Das schottische Vermächtnis: Roman (German Edition)
Schade, dass sie heute nicht bei uns sein kann. Sie würde ihnen ein Loch in den Bauch fragen über Ihre Bücher, weil sie immer selbst eins schreiben wollte.«
»Vermutlich hätte sie Ihnen sogar bei den Recherchen behilflich sein können«, sagte Graham. »Die Familie meiner Mutter lebt seit Generationen hier in der Gegend.«
»Stimmt«, pflichtete Jimmy ihm bei. »Sie hätte Ihnen Geschichten erzählen können! Und bei ihr wär auch der Braten besser gewesen.«
»An dem hier ist nichts auszusetzen«, versicherte ich ihm. Zwar war das Fleisch tatsächlich ein wenig verkohlt und trocken, aber mit Sauce ließ es sich ohne Weiteres essen, und die Karotten und Kartoffeln, obwohl ebenfalls ein bisschen verkocht, schmeckten prima.

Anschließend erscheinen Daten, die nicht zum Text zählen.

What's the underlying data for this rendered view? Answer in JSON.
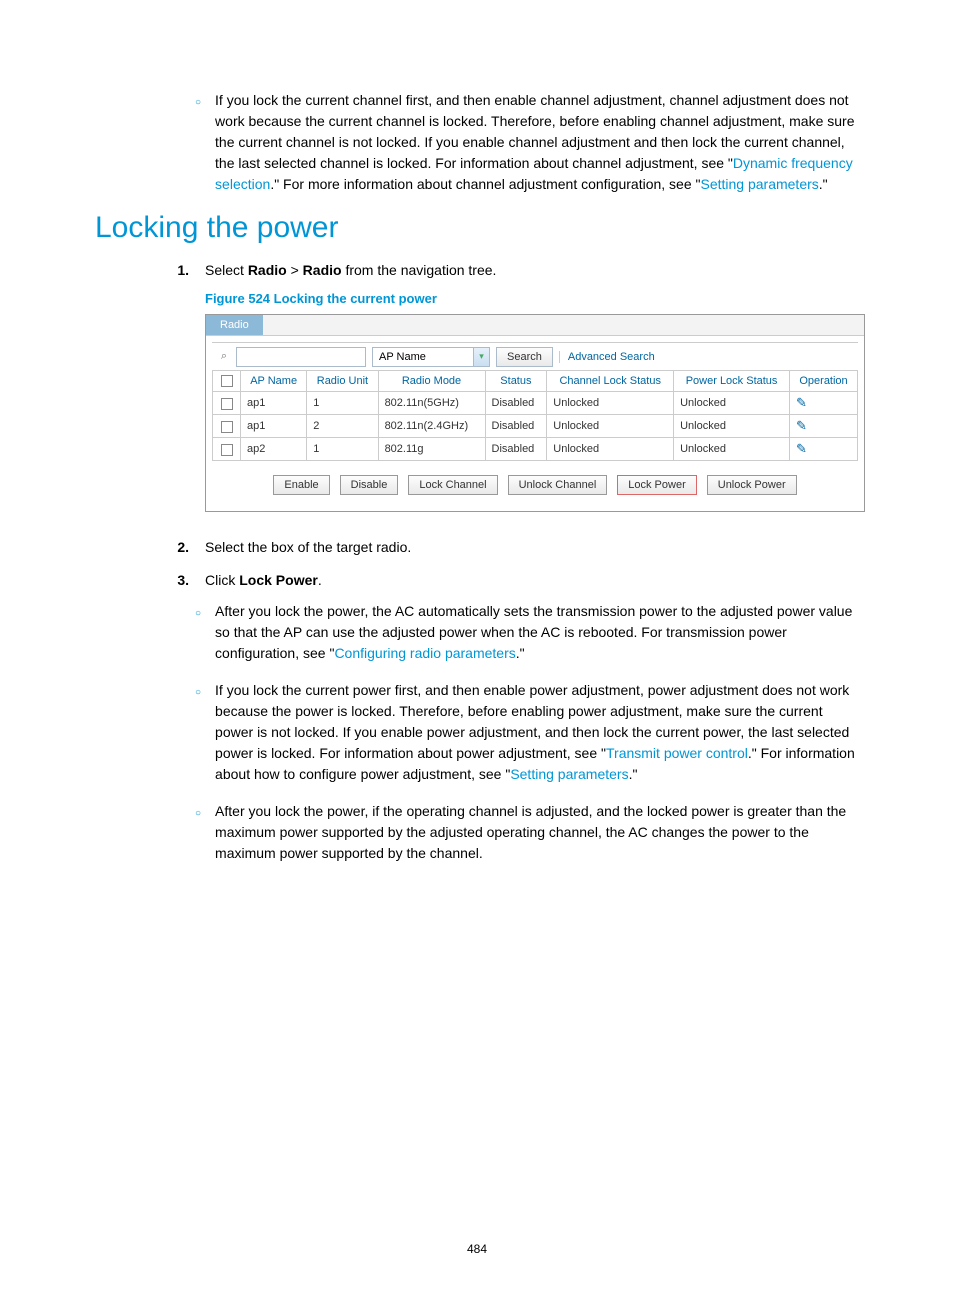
{
  "top_note": {
    "text_before_link1": "If you lock the current channel first, and then enable channel adjustment, channel adjustment does not work because the current channel is locked. Therefore, before enabling channel adjustment, make sure the current channel is not locked. If you enable channel adjustment and then lock the current channel, the last selected channel is locked. For information about channel adjustment, see \"",
    "link1": "Dynamic frequency selection",
    "text_mid": ".\" For more information about channel adjustment configuration, see \"",
    "link2": "Setting parameters",
    "text_after": ".\""
  },
  "heading": "Locking the power",
  "step1": {
    "num": "1.",
    "prefix": "Select ",
    "b1": "Radio",
    "mid": " > ",
    "b2": "Radio",
    "suffix": " from the navigation tree."
  },
  "figcap": "Figure 524 Locking the current power",
  "screenshot": {
    "tab": "Radio",
    "dropdown": "AP Name",
    "search_btn": "Search",
    "adv": "Advanced Search",
    "headers": {
      "apname": "AP Name",
      "unit": "Radio Unit",
      "mode": "Radio Mode",
      "status": "Status",
      "chlock": "Channel Lock Status",
      "pwlock": "Power Lock Status",
      "op": "Operation"
    },
    "rows": [
      {
        "apname": "ap1",
        "unit": "1",
        "mode": "802.11n(5GHz)",
        "status": "Disabled",
        "chlock": "Unlocked",
        "pwlock": "Unlocked"
      },
      {
        "apname": "ap1",
        "unit": "2",
        "mode": "802.11n(2.4GHz)",
        "status": "Disabled",
        "chlock": "Unlocked",
        "pwlock": "Unlocked"
      },
      {
        "apname": "ap2",
        "unit": "1",
        "mode": "802.11g",
        "status": "Disabled",
        "chlock": "Unlocked",
        "pwlock": "Unlocked"
      }
    ],
    "btns": {
      "enable": "Enable",
      "disable": "Disable",
      "lockch": "Lock Channel",
      "unlockch": "Unlock Channel",
      "lockpw": "Lock Power",
      "unlockpw": "Unlock Power"
    }
  },
  "step2": {
    "num": "2.",
    "text": "Select the box of the target radio."
  },
  "step3": {
    "num": "3.",
    "prefix": "Click ",
    "b": "Lock Power",
    "suffix": "."
  },
  "sub1": {
    "before": "After you lock the power, the AC automatically sets the transmission power to the adjusted power value so that the AP can use the adjusted power when the AC is rebooted. For transmission power configuration, see \"",
    "link": "Configuring radio parameters",
    "after": ".\""
  },
  "sub2": {
    "t1": "If you lock the current power first, and then enable power adjustment, power adjustment does not work because the power is locked. Therefore, before enabling power adjustment, make sure the current power is not locked. If you enable power adjustment, and then lock the current power, the last selected power is locked. For information about power adjustment, see \"",
    "link1": "Transmit power control",
    "t2": ".\" For information about how to configure power adjustment, see \"",
    "link2": "Setting parameters",
    "t3": ".\""
  },
  "sub3": "After you lock the power, if the operating channel is adjusted, and the locked power is greater than the maximum power supported by the adjusted operating channel, the AC changes the power to the maximum power supported by the channel.",
  "pagenum": "484"
}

»Gehen Sie ihm nicht zu sehr um den Bart«, riet Stuart mir, der neben mir saß und dessen Arm von Zeit zu Zeit wie zufällig den meinen berührte. Hoffentlich war Graham nicht eifersüchtig!

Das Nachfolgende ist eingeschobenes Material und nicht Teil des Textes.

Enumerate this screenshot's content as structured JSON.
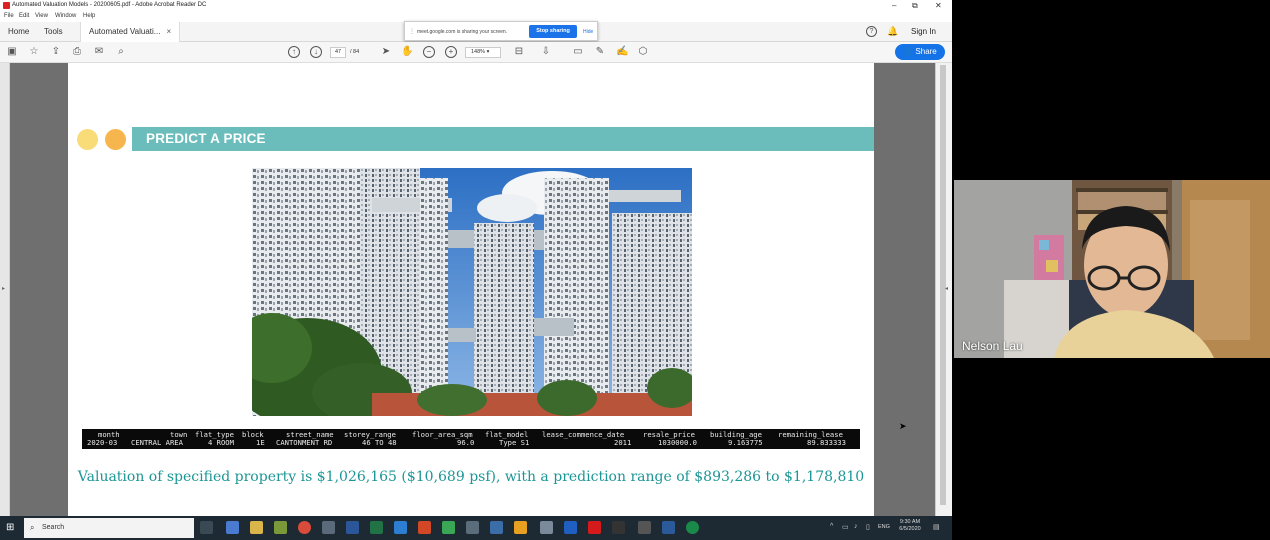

Ich hatte gedacht, Jimmy, Graham und ich würden zusammen essen und uns unterhalten, und hinterher würde Graham mich nach Hause begleiten … wer wusste schon, was dann vielleicht passierte.
Doch Stuart machte mir einen Strich durch die Rechnung. Nach Grahams historischen Ausführungen war er nun nicht mehr bereit, sich in den Hintergrund drängen zu lassen. Er riss das Gespräch an sich, und Graham ließ ihn gewähren.
Ich wurde immer frustrierter.
Jimmy zuliebe blieb ich bis zum Kaffee. Danach brachte er das Geschirr zur Spüle und machte sich an den Abwasch. Als ich ihm meine Hilfe anbot, schüttelte er den Kopf. »Nein, nein, sparen Sie sich Ihre Energie fürs Schreiben.«
Was mir Gelegenheit gab, mich für die Einladung zu bedanken und ihm zu sagen, dass ich mich wieder an die Arbeit machen müsse. »Ich hab heute Vormittag mitten im Kapitel aufgehört und möchte es zu Ende bringen.«
»Gut. Lassen Sie mich bloß noch schnell aufräumen.« Jimmy richtete, die Hände voller Geschirr, den Blick auf Stuart. »Stuie, du Faulpelz, hol ihre Jacke.«
Stuart stand auf, und Jimmy folgte ihm, so dass ich unvermittelt mit Graham allein war.
Ich hielt den Blick auf den Tisch vor mir gerichtet.
»Dir ist klar, dass Stuart dich als seine Beute betrachtet?«, fragte er.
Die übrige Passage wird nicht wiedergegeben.